According to French transportation expert Christian Gerondeau, the average automobile commute in most of Europe is about 19 minutes each way. (In the Paris area, it is about 25 minutes.) In contrast, the average transit commute is 49 minutes each way. That is why about 70 percent of European commuters use private cars versus about 15 percent by public transit. He believes only people who do not have a choice of using cars are riding on transit. 
[[3, p. 289]]
I'd like to see the source of these statistics.

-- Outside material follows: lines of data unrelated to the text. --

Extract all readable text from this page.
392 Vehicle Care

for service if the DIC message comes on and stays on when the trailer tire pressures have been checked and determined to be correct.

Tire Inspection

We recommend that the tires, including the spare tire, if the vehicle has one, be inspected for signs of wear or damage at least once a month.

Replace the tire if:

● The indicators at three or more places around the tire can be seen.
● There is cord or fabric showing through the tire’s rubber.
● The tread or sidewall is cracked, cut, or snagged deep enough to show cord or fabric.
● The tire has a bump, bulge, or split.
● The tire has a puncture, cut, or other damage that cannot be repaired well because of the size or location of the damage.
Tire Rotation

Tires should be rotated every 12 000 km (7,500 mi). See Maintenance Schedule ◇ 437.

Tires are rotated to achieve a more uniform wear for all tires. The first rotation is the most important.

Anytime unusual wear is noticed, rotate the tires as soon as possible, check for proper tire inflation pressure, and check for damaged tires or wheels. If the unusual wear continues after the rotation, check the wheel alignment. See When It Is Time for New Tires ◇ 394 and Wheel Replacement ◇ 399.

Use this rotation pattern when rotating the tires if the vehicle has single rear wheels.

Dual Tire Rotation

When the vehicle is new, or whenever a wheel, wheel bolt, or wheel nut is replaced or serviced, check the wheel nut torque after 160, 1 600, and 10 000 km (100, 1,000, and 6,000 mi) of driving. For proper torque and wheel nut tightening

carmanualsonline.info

The number of registered automotive vehicles [in Beijing] rose from 600,000 in 1990 to 1.6 million in 2000, a gain of 100,000 per year. Although a lot of road building has occurred, it has not kept pace with this huge rise in vehicle ownership and use. Hence traffic jams are a daily occurrence. In 1998, Beijing banned bicycles on a 300-meter stretch of Xisidong Street from 7:00 a.m. to 8:00 p.m. because they were clogging this major street. However, there are still several million bicycles in use every day in Beijing.
[[3, p. 290]]
Wow, that's a nightmare discussion. "Clogging" the street, indeed. His sources for this paragraph are two very rational positivist media articles, talking all about "modern" this, "streamlined" that and "three-dimensional" expressways.
The appendices of the books are also excellent, and highly recommended.